The Attempt at a Solution

1. a=##\frac{c}{15 }##=d=##\frac{100c-k}{100}##
2. By multiplication of extremes and means we get 100c=150c-15.k
3. 50c=1.5k
4. Again simplifying k=33.3c

I have tried above solution but I think something is incorrect because k should be a number not a ratio in terms of c.
I don't latex well enough and it seems that step 1 is not seeming properly, too small symbols.
Source: Algebra and Trigonometry by Keedy Bittinger.
Thank you.

You need
$$d =\left( 1 - \frac{k}{100} \right) c$$

 

[mech-eng]

$$d =\left( 1 - \frac{k}{100} \right) c$$=##\frac{c}{1.5}##

##50c=15ck##

and k=3.333

Would you please write above in the proper latex form?

Thank you.

 

[UsableThought]

@mech-eng, I suggest you check your answer of ##k = 3.333\%## against your initial set of equations ##a=d; b=1.2a; c=1.25b##.

Also, although percentages proper are expressed as ##x/100##, it's easier & faster during calculation to assume 1 = 100%; thus instead of $$d = \left(1 - \frac{k}{100}\right) c$$ you can work more simply with ##d = (1 - k)c##. For that matter you can substitute a temporary value for that expression and do the subtraction later on.

 

[SammyS]

$$d =\left( 1 - \frac{k}{100} \right) c$$=##\frac{c}{1.5}##

##50c=15ck##

and k=3.333

Would you please write above in the proper latex form?

Thank you.

That looks proper to me.

Mathematically, it's equivalent to

##\ \displaystyle d = \left(\frac{100-k}{100}\right) c ##

 

[UsableThought]

I think the OP was referring to the part of his comment that wasn't already formatted in LaTeX.

 

[mech-eng]

##\ \displaystyle d = \left(\frac{100-k}{100}\right) c=\frac c {15} ##

I added the right side but is it proper. I didn't used symbols such as \left and \right.
The following is what I added there. But it is not the same when it is on the right side. Would you please explain this?
## \frac c {15}##

Thank you.

 

[SammyS]

##\ \displaystyle d = \left(\frac{100-k}{100}\right) c=\frac c {15} ##

I added the right side but is it proper. I didn't used symbols such as \left and \right.
The following is what I added there. But it is not the same when it is on the right side. Would you please explain this?
## \frac c {15}##

Thank you.

Proper in what way?

You dropped the decimal point from 1.5 again, otherwise, it looks right math-wise .

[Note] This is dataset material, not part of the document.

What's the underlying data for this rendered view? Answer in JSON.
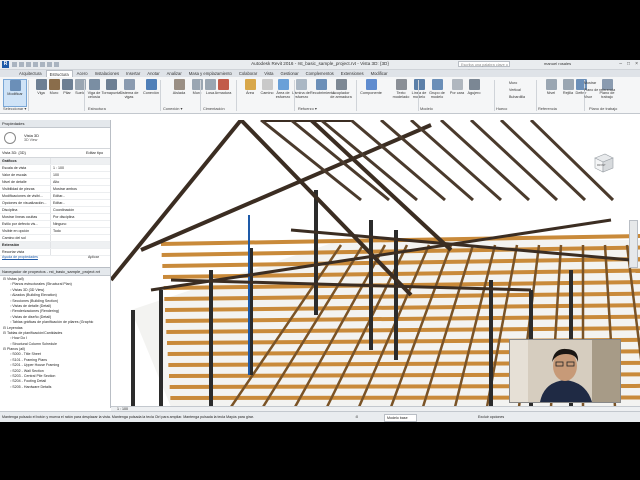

By the way: for % symbol in LaTeX, use \ suffix as in \%.

## 7\% ## or ##k\%##

 

[mech-eng]

Proper in what way?

You dropped the decimal point from 1.5 again, otherwise, it looks right math-wise .

Sorry. Question is solved. But look the Latex. Their size of the c/15 parts are different.

Thank you.